Lettre ouverte de Véronique Marmouset à Madame la Ministre Roselyne Bachelot, à Madame Brigitte Macron et à un certain professeur

Au voleur ! au voleur ! à l’assassin ! au meurtrier ! Justice, juste ciel ! Je suis perdue, je suis perdue, je suis assassinée ! On m’a coupé la gorge, on veut me dérober Molière.

D’après  L’Avare, IV, 7, Harpagon

La langue de Molière deviendrait la langue Demolire…

Nous allons vous le démontrer :

Sans être fort habile,

la preuve m’en serait, je pense, assez facile :

si les raisons manquaient, je suis sûr qu’en tout cas

les exemples fameux ne me manqueraient pas.

Les Femmes savantes, IV, 3, Clitandre

Les gens de qualité savent tout sans avoir jamais rien appris.

Les Précieuses ridicules, Madelon

Les langues ont toujours du venin à répandre.

Mme Pernelle

Contre la médisance il n’est point de rempart.

Cléante , I,1

Le Tartuffe

Il vous faut en riant instruire la jeunesse.

L’École des maris, Ariste, I,2

Afin de prouver son utilité,

Si Molière est réécrit

Vous serez par vos lois les juges des ouvrages.

Par vos lois, prose et vers, tout vous sera soumis.

Nul n’aura de l’esprit, hors vous et vos amis.

Vous chercherez partout à trouver à redire,

Et ne verrez que vous qui sache bien écrire.

Faisons bien les honneurs au moins de votre esprit.

Vous vivrez de bonne soupe, et non de beau langage.

D’après Les Femmes savantes

La faiblesse humaine est d’avoir des curiosités d’apprendre ce qu’on ne voudrait pas savoir.

Amphitryon

Ce ne sera pas la vôtre et pourtant :

Ah!

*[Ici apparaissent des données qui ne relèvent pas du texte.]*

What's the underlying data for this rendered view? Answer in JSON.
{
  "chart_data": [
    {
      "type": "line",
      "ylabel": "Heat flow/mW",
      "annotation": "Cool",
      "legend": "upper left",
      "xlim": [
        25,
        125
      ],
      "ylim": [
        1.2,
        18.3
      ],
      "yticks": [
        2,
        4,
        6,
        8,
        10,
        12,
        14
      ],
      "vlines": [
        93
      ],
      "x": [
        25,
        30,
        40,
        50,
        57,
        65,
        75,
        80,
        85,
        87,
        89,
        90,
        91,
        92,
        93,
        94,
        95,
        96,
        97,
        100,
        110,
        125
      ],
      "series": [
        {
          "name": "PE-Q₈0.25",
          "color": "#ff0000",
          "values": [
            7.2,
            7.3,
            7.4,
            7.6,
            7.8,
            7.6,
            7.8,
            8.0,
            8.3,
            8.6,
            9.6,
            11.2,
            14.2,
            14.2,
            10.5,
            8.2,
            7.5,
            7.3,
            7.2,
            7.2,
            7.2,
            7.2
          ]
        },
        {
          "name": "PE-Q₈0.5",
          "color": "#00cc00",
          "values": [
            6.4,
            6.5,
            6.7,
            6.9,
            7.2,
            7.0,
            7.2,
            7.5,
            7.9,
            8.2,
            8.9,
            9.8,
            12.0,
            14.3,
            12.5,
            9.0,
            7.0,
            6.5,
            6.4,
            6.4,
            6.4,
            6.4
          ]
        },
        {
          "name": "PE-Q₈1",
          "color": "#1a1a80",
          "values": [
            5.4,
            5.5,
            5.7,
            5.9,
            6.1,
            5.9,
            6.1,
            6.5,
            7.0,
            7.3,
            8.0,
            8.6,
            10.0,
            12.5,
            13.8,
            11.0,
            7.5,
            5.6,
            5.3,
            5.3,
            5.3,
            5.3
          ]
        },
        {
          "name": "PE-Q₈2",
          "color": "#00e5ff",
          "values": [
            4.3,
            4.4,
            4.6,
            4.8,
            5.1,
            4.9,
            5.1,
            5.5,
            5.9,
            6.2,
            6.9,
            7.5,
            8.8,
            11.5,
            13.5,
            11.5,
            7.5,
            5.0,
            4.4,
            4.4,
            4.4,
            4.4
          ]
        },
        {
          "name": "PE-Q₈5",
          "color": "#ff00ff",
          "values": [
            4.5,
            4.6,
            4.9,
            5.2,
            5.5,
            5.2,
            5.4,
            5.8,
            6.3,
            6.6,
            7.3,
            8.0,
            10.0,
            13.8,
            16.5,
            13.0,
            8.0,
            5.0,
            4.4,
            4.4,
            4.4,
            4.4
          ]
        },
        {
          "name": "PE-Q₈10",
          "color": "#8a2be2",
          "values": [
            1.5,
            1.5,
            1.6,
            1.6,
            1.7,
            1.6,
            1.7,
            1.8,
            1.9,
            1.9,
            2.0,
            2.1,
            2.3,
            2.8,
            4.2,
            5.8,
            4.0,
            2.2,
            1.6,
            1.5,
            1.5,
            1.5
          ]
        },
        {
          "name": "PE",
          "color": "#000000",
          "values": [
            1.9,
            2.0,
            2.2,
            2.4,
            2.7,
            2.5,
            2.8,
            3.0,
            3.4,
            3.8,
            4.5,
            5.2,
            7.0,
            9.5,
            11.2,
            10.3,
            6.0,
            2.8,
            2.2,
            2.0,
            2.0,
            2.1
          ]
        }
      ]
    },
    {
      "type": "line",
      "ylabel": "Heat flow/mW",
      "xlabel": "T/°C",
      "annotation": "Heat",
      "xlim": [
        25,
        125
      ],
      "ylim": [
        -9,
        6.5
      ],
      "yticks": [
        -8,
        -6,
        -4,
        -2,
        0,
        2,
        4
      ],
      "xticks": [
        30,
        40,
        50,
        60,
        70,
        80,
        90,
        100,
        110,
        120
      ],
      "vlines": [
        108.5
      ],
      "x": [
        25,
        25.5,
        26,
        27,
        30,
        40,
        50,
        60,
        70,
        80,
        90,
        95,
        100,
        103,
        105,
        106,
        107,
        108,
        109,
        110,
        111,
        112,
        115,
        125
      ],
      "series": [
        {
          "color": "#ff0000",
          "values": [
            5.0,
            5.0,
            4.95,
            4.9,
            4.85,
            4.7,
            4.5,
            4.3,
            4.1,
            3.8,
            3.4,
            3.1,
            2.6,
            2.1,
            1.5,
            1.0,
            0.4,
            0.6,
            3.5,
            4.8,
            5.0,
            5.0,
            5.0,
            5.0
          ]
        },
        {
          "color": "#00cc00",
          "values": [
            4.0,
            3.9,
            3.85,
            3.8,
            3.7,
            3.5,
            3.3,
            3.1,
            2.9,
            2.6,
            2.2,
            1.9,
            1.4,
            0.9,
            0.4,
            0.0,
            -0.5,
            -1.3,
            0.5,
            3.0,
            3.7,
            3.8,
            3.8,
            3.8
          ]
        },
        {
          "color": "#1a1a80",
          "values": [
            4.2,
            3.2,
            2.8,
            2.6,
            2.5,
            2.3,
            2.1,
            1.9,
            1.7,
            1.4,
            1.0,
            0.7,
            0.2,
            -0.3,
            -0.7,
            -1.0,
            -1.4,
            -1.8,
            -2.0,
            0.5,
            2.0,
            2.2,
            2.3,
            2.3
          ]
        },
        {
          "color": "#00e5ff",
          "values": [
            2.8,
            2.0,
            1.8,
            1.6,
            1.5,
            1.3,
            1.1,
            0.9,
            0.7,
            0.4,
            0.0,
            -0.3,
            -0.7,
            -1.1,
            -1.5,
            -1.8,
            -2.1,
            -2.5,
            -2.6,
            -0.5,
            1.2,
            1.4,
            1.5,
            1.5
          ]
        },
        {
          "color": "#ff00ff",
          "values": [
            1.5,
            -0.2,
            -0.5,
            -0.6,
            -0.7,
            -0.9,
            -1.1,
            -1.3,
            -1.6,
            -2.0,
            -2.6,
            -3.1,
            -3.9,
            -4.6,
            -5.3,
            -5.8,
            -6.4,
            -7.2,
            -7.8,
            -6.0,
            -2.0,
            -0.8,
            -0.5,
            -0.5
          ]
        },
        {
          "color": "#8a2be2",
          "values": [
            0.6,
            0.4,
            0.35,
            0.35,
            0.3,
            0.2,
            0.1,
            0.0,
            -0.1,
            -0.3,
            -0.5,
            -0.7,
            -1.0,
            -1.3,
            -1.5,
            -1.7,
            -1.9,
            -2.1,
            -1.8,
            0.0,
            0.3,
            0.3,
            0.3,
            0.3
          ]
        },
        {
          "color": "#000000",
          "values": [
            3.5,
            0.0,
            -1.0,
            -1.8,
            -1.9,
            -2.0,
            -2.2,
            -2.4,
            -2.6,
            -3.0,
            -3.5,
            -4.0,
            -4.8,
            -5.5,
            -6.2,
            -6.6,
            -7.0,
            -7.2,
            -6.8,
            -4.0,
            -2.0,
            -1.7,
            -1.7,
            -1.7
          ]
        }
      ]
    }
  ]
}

La belle chose que de savoir quelque chose !

Le Bourgeois gentilhomme, II, 4, Monsieur Jourdain

On ne saurait aller nulle part où l’on ne vous entende accommoder de toutes pièces; vous êtes la fable et la risée de tout le monde; et jamais on ne parle de vous, que sous les noms …de ladre, de vilain et de fesse-mathieu.

L’Avare, III, 1, Maître jacques

Allez, vous êtes un impertinent, mon ami, un homme bannissable de la république des lettres.

Le Mariage forcé, 4, Pancrace

Il n’est rien d’égal à Molière: c’est la passion des honnêtes gens, et qui vit sans Molière n’est pas digne de vivre.